Em períodos bons da economia, então, se ganhava muito…

Todos nós sabíamos que todo mundo ganhava dinheiro. Na verdade esse pessoal começou a não ganhar dinheiro na época em que houve maior oferta de vidro e sobras. E muitos não souberam sobreviver sem inflação.
Tinha dois fatores na época da inflação. O primeiro fator era que eles compravam a prazo e vendiam à vista, quando os juros eram de 1% ao dia era um ótimo negócio.

Tinha que controlar muito, tinha alguns casos de funcionários que recebiam dinheiro de clientes e tínhamos de controlar isso para evitarmos injustiças com nossos parceiros. Era um produto valioso e tinha que definir quanto cada cliente iria levar por mês. Quando se produzia a mais era tranquilo, quando produzíamos menos era caos total. A fabricação era muito mais complexa, dava pane em fornos, às vezes tinha que parar produção. Era complicado. Antes se interagia mais dentro da fábrica do que fora dela.

Tinha que produzir vidro. Se aumentasse em 1% a produção, era um bom resultado para a fábrica.

Tinha outro problema que era o pior, que foi a fase do controle de preços. O preço era controlado e quando o vidro faltava era festa do atacadista. O estoque dele passava a valer ouro. O vidro era reajustado uma vez a cada 40 dias. Era quando se permitia o aumento. Você imagina uma inflação de 50% a 60% e o vidro ser reajustado somente a cada 40 dias. Era um problema interessante.
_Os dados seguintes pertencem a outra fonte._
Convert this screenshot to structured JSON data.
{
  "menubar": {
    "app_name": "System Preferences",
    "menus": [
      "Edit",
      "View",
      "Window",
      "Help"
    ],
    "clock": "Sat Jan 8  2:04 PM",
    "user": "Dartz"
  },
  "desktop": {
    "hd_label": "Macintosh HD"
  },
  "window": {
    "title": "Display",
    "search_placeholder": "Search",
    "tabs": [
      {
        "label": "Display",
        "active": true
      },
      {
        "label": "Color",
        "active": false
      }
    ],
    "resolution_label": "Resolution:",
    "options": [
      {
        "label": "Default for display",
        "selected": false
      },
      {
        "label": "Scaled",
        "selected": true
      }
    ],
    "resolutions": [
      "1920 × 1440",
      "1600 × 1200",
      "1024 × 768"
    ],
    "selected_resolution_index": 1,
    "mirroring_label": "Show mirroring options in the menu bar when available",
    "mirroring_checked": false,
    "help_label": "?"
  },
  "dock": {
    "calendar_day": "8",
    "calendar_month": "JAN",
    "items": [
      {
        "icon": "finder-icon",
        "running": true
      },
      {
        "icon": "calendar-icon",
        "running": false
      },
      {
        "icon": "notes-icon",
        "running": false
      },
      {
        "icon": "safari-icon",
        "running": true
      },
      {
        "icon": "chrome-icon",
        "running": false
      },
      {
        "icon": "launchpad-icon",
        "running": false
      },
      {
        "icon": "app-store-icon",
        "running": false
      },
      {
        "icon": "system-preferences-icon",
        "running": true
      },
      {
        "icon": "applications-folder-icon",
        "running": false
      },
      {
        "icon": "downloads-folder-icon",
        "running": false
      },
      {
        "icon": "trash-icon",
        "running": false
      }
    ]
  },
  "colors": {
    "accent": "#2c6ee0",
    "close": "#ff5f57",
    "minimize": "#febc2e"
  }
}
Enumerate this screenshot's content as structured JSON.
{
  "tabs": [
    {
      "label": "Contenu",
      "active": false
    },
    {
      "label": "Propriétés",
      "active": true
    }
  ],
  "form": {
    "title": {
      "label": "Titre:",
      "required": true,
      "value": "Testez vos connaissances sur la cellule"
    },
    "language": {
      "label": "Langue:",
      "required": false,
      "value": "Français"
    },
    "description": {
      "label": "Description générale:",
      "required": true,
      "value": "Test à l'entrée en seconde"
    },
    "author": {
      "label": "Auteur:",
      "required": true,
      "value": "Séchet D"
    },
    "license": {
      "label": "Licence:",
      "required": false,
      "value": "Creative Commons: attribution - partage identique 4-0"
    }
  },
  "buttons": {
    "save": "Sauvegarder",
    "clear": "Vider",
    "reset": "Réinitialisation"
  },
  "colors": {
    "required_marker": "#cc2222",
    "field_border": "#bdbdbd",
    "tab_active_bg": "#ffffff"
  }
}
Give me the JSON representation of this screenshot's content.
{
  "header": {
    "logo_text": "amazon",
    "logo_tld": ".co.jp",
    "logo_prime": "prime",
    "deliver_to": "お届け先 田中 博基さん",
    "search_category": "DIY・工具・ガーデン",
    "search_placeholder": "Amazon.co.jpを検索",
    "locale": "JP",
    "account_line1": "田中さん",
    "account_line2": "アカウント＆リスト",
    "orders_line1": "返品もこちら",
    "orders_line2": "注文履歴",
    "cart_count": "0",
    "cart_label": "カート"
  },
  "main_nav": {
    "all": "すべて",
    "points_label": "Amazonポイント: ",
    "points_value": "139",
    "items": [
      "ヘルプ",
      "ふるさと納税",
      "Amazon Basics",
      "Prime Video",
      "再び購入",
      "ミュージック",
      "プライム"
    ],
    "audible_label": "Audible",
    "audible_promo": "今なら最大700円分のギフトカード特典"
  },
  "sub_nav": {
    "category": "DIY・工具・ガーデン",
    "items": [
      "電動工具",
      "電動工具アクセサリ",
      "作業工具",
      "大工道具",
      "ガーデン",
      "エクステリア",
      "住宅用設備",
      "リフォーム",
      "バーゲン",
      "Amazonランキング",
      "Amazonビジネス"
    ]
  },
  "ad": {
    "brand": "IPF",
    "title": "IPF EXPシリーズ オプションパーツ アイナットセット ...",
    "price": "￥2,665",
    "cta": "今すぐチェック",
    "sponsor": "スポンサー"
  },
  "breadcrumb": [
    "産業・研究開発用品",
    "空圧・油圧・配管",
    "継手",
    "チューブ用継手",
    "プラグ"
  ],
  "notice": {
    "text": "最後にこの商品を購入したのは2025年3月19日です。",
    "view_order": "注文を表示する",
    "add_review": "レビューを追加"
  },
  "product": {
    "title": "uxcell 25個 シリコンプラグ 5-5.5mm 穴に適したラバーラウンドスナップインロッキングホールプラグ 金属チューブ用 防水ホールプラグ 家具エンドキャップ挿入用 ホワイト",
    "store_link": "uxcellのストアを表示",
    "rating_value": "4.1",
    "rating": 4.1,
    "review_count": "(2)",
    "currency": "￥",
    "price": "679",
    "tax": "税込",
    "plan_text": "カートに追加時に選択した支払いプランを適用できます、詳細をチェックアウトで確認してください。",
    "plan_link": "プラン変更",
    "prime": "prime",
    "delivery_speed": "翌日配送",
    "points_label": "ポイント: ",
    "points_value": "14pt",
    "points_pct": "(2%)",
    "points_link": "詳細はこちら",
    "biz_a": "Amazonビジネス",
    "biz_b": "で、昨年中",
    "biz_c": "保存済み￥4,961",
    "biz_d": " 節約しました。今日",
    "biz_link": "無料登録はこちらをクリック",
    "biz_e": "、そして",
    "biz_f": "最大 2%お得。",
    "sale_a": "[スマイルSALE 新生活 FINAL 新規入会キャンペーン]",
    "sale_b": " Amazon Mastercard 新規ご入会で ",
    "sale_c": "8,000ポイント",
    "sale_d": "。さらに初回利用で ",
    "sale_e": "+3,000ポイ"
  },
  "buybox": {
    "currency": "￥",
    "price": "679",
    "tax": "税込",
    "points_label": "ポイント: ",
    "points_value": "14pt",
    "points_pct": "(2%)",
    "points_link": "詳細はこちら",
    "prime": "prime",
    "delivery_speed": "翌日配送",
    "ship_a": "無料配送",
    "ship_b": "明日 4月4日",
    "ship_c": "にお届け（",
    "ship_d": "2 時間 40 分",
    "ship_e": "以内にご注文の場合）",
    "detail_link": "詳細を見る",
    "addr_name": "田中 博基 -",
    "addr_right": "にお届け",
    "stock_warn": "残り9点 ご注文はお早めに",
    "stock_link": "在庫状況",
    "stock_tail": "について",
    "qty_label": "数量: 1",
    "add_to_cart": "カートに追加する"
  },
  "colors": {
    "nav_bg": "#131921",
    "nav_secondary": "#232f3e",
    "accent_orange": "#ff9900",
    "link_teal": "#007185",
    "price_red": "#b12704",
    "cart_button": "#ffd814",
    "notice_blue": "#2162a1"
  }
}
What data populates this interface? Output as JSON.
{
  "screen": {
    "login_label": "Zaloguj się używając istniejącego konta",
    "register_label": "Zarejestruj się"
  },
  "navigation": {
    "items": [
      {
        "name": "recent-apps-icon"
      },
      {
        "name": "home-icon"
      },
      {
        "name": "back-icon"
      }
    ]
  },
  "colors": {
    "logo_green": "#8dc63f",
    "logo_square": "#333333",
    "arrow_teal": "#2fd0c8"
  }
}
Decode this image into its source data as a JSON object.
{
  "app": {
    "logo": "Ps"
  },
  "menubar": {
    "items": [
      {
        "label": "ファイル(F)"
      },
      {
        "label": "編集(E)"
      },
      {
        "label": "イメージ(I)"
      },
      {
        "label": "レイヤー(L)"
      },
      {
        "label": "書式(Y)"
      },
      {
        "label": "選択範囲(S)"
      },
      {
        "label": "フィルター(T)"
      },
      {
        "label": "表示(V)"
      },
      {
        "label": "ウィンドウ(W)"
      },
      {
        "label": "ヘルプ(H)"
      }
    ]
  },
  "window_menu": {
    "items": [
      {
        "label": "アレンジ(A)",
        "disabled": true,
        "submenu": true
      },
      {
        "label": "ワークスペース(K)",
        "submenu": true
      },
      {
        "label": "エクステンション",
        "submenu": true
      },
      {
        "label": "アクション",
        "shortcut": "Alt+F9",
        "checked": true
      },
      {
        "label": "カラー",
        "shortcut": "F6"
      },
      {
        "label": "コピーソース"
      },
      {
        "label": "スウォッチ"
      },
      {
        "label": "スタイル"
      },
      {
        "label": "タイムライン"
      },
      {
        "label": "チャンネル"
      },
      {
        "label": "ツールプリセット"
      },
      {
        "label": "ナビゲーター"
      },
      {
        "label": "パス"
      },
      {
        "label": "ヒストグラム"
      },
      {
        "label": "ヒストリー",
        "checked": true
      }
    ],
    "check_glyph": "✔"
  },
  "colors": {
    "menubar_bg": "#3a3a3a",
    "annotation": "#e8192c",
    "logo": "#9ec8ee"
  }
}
Eu sempre alertava e falava em palestras que este sistema de atacadista não iria durar. Falava que eles deveriam investir em transformação. Hoje praticamente não existe atacadista. Mas era difícil se investir em equipamentos importados, porque na época era 100% de alíquota de importação. Era um país fechado com distorções de mercado. Espero que nunca aconteça de novo.

Acho que fui inovador. Me sinto feliz com o que eu fiz. Tanto que me aposentei no vidro e não fiz questão de trabalhar.

Como era o nível de relacionamento entre os players do mercado?

Você tinha uma clientela restrita que não chegava a uma centena. Tinha tempo, festas do vidro, a gente encontrava todos em uma convenção só. Era uma comunidade pequena. E o mercado também era. Lembro que o mercado do vidro em 1980 era de 240 mil toneladas. Hoje é acima de 2 milhões de toneladas. Não vou dizer que era uma família, porque eles brigavam muito entre si. Mas era legal, era um ambiente bacana, com festas de fim de ano aonde distribuíamos brindes e presentes. Sou lembrado com carinho ainda por causa deste período, não só pelos clientes mas também pelos funcionários, porque interagia bastante com eles.

Com produção nacional e aumento de transformadores, o mercado se desenvolveu pela maior disponibilidade. E o vidro temperado é coisa que agrada arquitetos e todo mundo. Acho que o vidro não teria problema de ter sucesso, isso eu acreditava. O problema era ter vidro à vontade. Acho que hoje uma fachada de vidro é até mais barata que qualquer coisa de concreto. A gente constrói também com alguns amigos e gostamos muito de usar este material.

Valeu a pena ter participado tão ativamente deste mercado?

Acho que na minha participação neste setor fiz algumas coisas interessantes. Dediquei minha vida inteira ao vidro. Fiz coisas consideradas modernas na época para o mercado. Acho que fui inovador. Me sinto feliz com o que eu fiz. Tanto que me aposentei no vidro e não fiz questão de trabalhar. Após uma cirurgia cardíaca achei que, aos 60, era a época adequada, já era o suficiente.

Estou agora com alguns empreendimentos pessoais que crescem até mais do que eu gostaria. Tenho alguns trabalhos voluntários que faço, principalmente na associação dos ex-alunos do ITA, e gosto de pescar também. E qualidade de vida é importante!